Well, upon its own motion, the WCAB granted reconsideration, and in, in a split panel, reversed, instructing the WCJ to issue an award on the current record or develop the record further, but not to issue an award based on the 6th Edition.
The dissenting opinion argued that the WCJ reasonably awarded 24% WPI (44% Permanent Disability) and that the applicant could have, but chose not to, seek relief for the reduction of WPI from the original 30%.
Additionally, the dissent further makes the point that this entire opinion is on the WCAB’s own motion. Neither party sought further guidance from the WCAB and appeared (grudgingly) content to let the sleeping dogs of litigation lay.
In any case, this issue is not done. The 5th Edition is old enough for a Bar Mitzvah, at this point, and the research and statistics upon which that green tome is based may no longer be relevant. Population change and the nature of industry may have prompted new numbers for impairment; medical treatment may have reduced the effects of injuries.
Furthermore, with all due respect to the WCAB, a panel opinion does not present binding authority upon a workers’ compensation Judge. As your humble blogger has heard countless times to his disappointment, the WCJ can simply say “I acknowledge the precedent set by these panel opinions, and I am declining to follow them.” This case can come up again and again, once someone invests the time to actually read the 6th Edition.
Our phones become obsolete fourteen times in thirteen years; these days, surely medical knowledge changes at least a bit.
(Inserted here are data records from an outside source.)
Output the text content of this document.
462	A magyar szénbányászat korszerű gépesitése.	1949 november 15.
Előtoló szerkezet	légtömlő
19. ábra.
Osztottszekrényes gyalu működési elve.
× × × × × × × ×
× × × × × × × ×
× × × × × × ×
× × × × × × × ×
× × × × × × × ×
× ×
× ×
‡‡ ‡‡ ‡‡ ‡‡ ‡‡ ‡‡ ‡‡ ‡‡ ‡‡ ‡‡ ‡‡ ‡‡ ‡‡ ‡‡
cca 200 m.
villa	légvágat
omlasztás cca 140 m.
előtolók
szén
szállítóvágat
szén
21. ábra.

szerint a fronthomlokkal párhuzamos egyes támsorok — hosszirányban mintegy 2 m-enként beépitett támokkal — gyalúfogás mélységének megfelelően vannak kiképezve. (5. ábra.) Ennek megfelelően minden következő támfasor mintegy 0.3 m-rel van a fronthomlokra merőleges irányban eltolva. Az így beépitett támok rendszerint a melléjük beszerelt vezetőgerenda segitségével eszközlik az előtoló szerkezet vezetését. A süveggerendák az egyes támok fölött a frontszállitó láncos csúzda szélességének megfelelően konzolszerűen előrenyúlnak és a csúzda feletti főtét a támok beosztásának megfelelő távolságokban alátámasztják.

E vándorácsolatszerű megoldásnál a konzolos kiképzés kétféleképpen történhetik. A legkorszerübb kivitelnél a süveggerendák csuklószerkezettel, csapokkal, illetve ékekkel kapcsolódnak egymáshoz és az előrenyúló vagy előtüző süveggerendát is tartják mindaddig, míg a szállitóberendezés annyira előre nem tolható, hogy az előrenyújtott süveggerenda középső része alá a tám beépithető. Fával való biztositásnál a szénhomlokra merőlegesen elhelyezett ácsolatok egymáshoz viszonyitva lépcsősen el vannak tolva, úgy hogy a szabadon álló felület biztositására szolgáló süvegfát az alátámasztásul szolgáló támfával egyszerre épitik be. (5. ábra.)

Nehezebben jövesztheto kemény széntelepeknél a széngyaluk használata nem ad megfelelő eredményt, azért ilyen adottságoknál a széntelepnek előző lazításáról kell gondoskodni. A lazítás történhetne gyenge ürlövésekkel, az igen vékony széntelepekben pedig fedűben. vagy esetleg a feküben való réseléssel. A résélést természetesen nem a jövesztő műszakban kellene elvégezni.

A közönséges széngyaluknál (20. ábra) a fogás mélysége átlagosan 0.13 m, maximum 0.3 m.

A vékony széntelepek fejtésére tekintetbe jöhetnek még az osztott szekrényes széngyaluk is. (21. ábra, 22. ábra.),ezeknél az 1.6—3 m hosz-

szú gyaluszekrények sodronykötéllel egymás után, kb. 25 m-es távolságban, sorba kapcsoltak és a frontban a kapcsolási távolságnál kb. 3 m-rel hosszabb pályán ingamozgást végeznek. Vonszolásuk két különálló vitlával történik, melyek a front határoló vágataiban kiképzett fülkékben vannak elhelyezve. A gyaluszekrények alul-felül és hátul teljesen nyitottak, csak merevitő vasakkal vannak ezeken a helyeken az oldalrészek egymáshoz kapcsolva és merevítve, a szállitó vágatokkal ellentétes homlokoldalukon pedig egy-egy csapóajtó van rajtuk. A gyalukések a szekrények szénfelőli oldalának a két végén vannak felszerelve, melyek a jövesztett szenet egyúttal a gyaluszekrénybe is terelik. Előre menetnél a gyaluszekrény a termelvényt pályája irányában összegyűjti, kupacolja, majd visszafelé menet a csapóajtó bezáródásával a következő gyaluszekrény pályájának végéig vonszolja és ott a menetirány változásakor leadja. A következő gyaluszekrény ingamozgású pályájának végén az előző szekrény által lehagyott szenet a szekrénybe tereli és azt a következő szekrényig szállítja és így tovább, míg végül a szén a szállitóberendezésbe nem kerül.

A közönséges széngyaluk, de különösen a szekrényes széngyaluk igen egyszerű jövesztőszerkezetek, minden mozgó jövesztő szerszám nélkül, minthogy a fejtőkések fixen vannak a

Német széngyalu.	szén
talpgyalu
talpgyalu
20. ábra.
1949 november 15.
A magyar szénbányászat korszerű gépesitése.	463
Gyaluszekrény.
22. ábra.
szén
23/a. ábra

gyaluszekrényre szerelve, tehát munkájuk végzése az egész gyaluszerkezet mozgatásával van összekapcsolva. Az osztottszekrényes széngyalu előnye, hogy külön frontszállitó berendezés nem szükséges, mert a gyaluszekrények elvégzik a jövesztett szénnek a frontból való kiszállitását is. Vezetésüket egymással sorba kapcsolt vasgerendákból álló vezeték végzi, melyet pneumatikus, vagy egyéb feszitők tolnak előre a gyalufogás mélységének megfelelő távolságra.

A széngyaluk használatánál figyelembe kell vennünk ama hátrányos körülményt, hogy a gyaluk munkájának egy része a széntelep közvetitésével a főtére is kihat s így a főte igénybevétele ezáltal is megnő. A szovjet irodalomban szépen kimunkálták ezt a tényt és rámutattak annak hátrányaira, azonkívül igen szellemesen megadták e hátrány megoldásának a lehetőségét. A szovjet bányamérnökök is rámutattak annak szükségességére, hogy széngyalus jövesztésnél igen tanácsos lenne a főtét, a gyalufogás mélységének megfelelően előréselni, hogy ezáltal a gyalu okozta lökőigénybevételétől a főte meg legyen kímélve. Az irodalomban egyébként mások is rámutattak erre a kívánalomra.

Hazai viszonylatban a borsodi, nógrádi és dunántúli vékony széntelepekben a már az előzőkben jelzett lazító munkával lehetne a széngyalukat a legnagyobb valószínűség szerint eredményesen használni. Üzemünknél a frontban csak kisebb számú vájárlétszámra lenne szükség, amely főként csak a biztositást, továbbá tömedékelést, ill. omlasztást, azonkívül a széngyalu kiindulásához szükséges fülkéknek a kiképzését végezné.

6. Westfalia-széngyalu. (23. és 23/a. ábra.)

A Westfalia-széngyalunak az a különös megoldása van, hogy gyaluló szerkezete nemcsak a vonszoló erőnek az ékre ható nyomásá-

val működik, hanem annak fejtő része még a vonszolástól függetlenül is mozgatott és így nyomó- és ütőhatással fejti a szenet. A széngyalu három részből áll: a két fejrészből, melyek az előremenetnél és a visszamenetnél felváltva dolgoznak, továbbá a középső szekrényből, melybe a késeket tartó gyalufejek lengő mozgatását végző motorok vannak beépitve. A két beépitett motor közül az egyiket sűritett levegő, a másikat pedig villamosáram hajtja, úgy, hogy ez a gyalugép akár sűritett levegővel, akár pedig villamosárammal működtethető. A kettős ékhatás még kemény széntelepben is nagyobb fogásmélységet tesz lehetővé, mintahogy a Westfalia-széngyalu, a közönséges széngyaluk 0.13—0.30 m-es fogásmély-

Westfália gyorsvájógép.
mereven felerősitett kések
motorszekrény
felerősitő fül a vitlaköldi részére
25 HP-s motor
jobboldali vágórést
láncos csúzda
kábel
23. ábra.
But the Board is not the place for those changes – the Legislature is. And once we’re done setting a price cap on copy service fees and taking away the ability of injured workers and defendants to settle supplemental job displacement benefit vouchers or agree on medical evaluators to determine issues of medical treatment, perhaps we can update the source of our impairment ratings.
For now, at least, the heresy of modern medical texts will not infect the land of the 5th Edition faithful. Amen.